The act of 1889, however, attempts to avoid the difficulty in which the act of 1887 is involved. It provides that the company may be taxed when it carries one or more packages from one point in the state to another point in the state. This is meant to be considered as a tax for the privilege of doing business within the state, and to escape being regarded as a tax on business between states. The tax may be avoided should no packages be borne from one point to another in this state. This tax, carried to its logical results, bears as hardly on the company as the other. If it confine its operations to an interstate business, it must still have its agents and offices at the various stations on its lines to receive and deliver its packages, so that the interstate business would be burdened with charges which otherwise would be divided between the two classes of business. The fact that the interstate business may be thus burdened does not necessarily invalidate the tax, perhaps. But is not this provision of the statute a mere device to fasten the tax upon the company? It is no exercise of the police power of the state. If the tax be paid, it makes not the slightest difference whether the packages taken up and carried and delivered between and at points in the state be one or a million. It is not a tax regulated by the amount of business. It is as much if one package be carried as if ten millions go. A package of a dime in value, carried five miles, may involve a license fee of $1,000 or $3,000, depending altogether on the length of the line of transportation used by the company. The length of the line used is the measure of the tax. This cannot be the standard. Steamship Co. v. Pennsylvania, 122 U. S. 326, 7 Sup. Ct. Rep. 1118. The supreme court says in Leloup v. Mobile, 127 U. S. 645, 8 Sup. Ct. Rep. 1380:
“Ordinary occupations are taxed in various ways, and, in most cases, legitimately taxed, but we fail to see how a state can tax a business occupation when it cannot tax the business itself. Of course, the exaction of a license tax as a condition of doing any particular business is a tax on the occupation; and the tax on the occupation of doing a business is surely a tax on the business.” 716 And again at 648, in the same case, the court says:
“In our opinion such a construction of the constitution leads to the conclusion that no state has the right to lay a tax on interstate commerce in any form whether by way of duties laid on the transportation of the subjects of that commerce, or on the receipts derived from that transportation, or on the occupation or business of carrying it on, and the reason is that such taxation is a burden on that commerce, and amounts to a regulation of it, which belongs solely to congress.”

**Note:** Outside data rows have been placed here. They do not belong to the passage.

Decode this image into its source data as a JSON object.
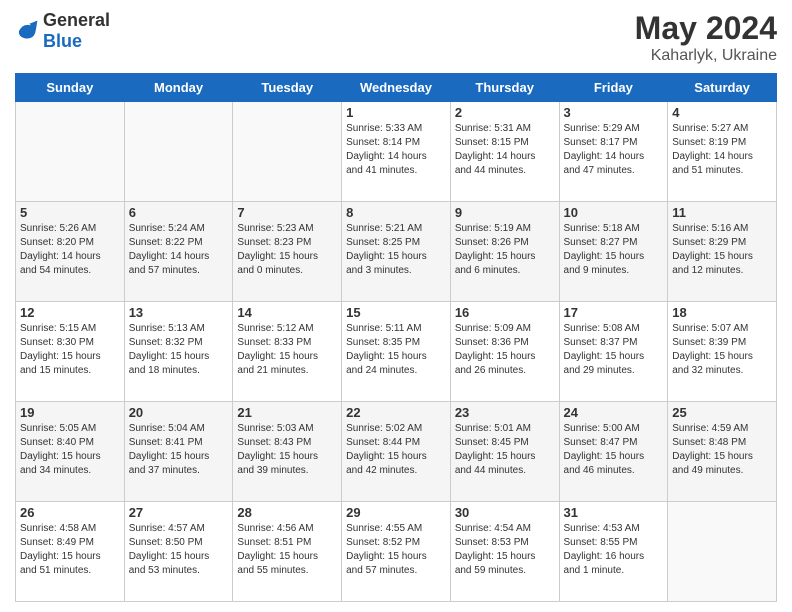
{
  "header": {
    "logo_general": "General",
    "logo_blue": "Blue",
    "month": "May 2024",
    "location": "Kaharlyk, Ukraine"
  },
  "weekdays": [
    "Sunday",
    "Monday",
    "Tuesday",
    "Wednesday",
    "Thursday",
    "Friday",
    "Saturday"
  ],
  "weeks": [
    [
      {
        "day": "",
        "info": ""
      },
      {
        "day": "",
        "info": ""
      },
      {
        "day": "",
        "info": ""
      },
      {
        "day": "1",
        "info": "Sunrise: 5:33 AM\nSunset: 8:14 PM\nDaylight: 14 hours\nand 41 minutes."
      },
      {
        "day": "2",
        "info": "Sunrise: 5:31 AM\nSunset: 8:15 PM\nDaylight: 14 hours\nand 44 minutes."
      },
      {
        "day": "3",
        "info": "Sunrise: 5:29 AM\nSunset: 8:17 PM\nDaylight: 14 hours\nand 47 minutes."
      },
      {
        "day": "4",
        "info": "Sunrise: 5:27 AM\nSunset: 8:19 PM\nDaylight: 14 hours\nand 51 minutes."
      }
    ],
    [
      {
        "day": "5",
        "info": "Sunrise: 5:26 AM\nSunset: 8:20 PM\nDaylight: 14 hours\nand 54 minutes."
      },
      {
        "day": "6",
        "info": "Sunrise: 5:24 AM\nSunset: 8:22 PM\nDaylight: 14 hours\nand 57 minutes."
      },
      {
        "day": "7",
        "info": "Sunrise: 5:23 AM\nSunset: 8:23 PM\nDaylight: 15 hours\nand 0 minutes."
      },
      {
        "day": "8",
        "info": "Sunrise: 5:21 AM\nSunset: 8:25 PM\nDaylight: 15 hours\nand 3 minutes."
      },
      {
        "day": "9",
        "info": "Sunrise: 5:19 AM\nSunset: 8:26 PM\nDaylight: 15 hours\nand 6 minutes."
      },
      {
        "day": "10",
        "info": "Sunrise: 5:18 AM\nSunset: 8:27 PM\nDaylight: 15 hours\nand 9 minutes."
      },
      {
        "day": "11",
        "info": "Sunrise: 5:16 AM\nSunset: 8:29 PM\nDaylight: 15 hours\nand 12 minutes."
      }
    ],
    [
      {
        "day": "12",
        "info": "Sunrise: 5:15 AM\nSunset: 8:30 PM\nDaylight: 15 hours\nand 15 minutes."
      },
      {
        "day": "13",
        "info": "Sunrise: 5:13 AM\nSunset: 8:32 PM\nDaylight: 15 hours\nand 18 minutes."
      },
      {
        "day": "14",
        "info": "Sunrise: 5:12 AM\nSunset: 8:33 PM\nDaylight: 15 hours\nand 21 minutes."
      },
      {
        "day": "15",
        "info": "Sunrise: 5:11 AM\nSunset: 8:35 PM\nDaylight: 15 hours\nand 24 minutes."
      },
      {
        "day": "16",
        "info": "Sunrise: 5:09 AM\nSunset: 8:36 PM\nDaylight: 15 hours\nand 26 minutes."
      },
      {
        "day": "17",
        "info": "Sunrise: 5:08 AM\nSunset: 8:37 PM\nDaylight: 15 hours\nand 29 minutes."
      },
      {
        "day": "18",
        "info": "Sunrise: 5:07 AM\nSunset: 8:39 PM\nDaylight: 15 hours\nand 32 minutes."
      }
    ],
    [
      {
        "day": "19",
        "info": "Sunrise: 5:05 AM\nSunset: 8:40 PM\nDaylight: 15 hours\nand 34 minutes."
      },
      {
        "day": "20",
        "info": "Sunrise: 5:04 AM\nSunset: 8:41 PM\nDaylight: 15 hours\nand 37 minutes."
      },
      {
        "day": "21",
        "info": "Sunrise: 5:03 AM\nSunset: 8:43 PM\nDaylight: 15 hours\nand 39 minutes."
      },
      {
        "day": "22",
        "info": "Sunrise: 5:02 AM\nSunset: 8:44 PM\nDaylight: 15 hours\nand 42 minutes."
      },
      {
        "day": "23",
        "info": "Sunrise: 5:01 AM\nSunset: 8:45 PM\nDaylight: 15 hours\nand 44 minutes."
      },
      {
        "day": "24",
        "info": "Sunrise: 5:00 AM\nSunset: 8:47 PM\nDaylight: 15 hours\nand 46 minutes."
      },
      {
        "day": "25",
        "info": "Sunrise: 4:59 AM\nSunset: 8:48 PM\nDaylight: 15 hours\nand 49 minutes."
      }
    ],
    [
      {
        "day": "26",
        "info": "Sunrise: 4:58 AM\nSunset: 8:49 PM\nDaylight: 15 hours\nand 51 minutes."
      },
      {
        "day": "27",
        "info": "Sunrise: 4:57 AM\nSunset: 8:50 PM\nDaylight: 15 hours\nand 53 minutes."
      },
      {
        "day": "28",
        "info": "Sunrise: 4:56 AM\nSunset: 8:51 PM\nDaylight: 15 hours\nand 55 minutes."
      },
      {
        "day": "29",
        "info": "Sunrise: 4:55 AM\nSunset: 8:52 PM\nDaylight: 15 hours\nand 57 minutes."
      },
      {
        "day": "30",
        "info": "Sunrise: 4:54 AM\nSunset: 8:53 PM\nDaylight: 15 hours\nand 59 minutes."
      },
      {
        "day": "31",
        "info": "Sunrise: 4:53 AM\nSunset: 8:55 PM\nDaylight: 16 hours\nand 1 minute."
      },
      {
        "day": "",
        "info": ""
      }
    ]
  ]
}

So, under the tax law of the state of 1889, although the tax purports on its lace to be for carrying on the express business within the state, yet, as already shown, the burden of the tax falls upon the interstate business, and amounts to a collection of the tax from that source to a great extent at least.
It follows from the views announced that an injunction may issue as prayed for, on complainant executing bond, with sufficient surety in the penalty of $10,000, to satisfy such decree as may be finally rendered against it in the cause.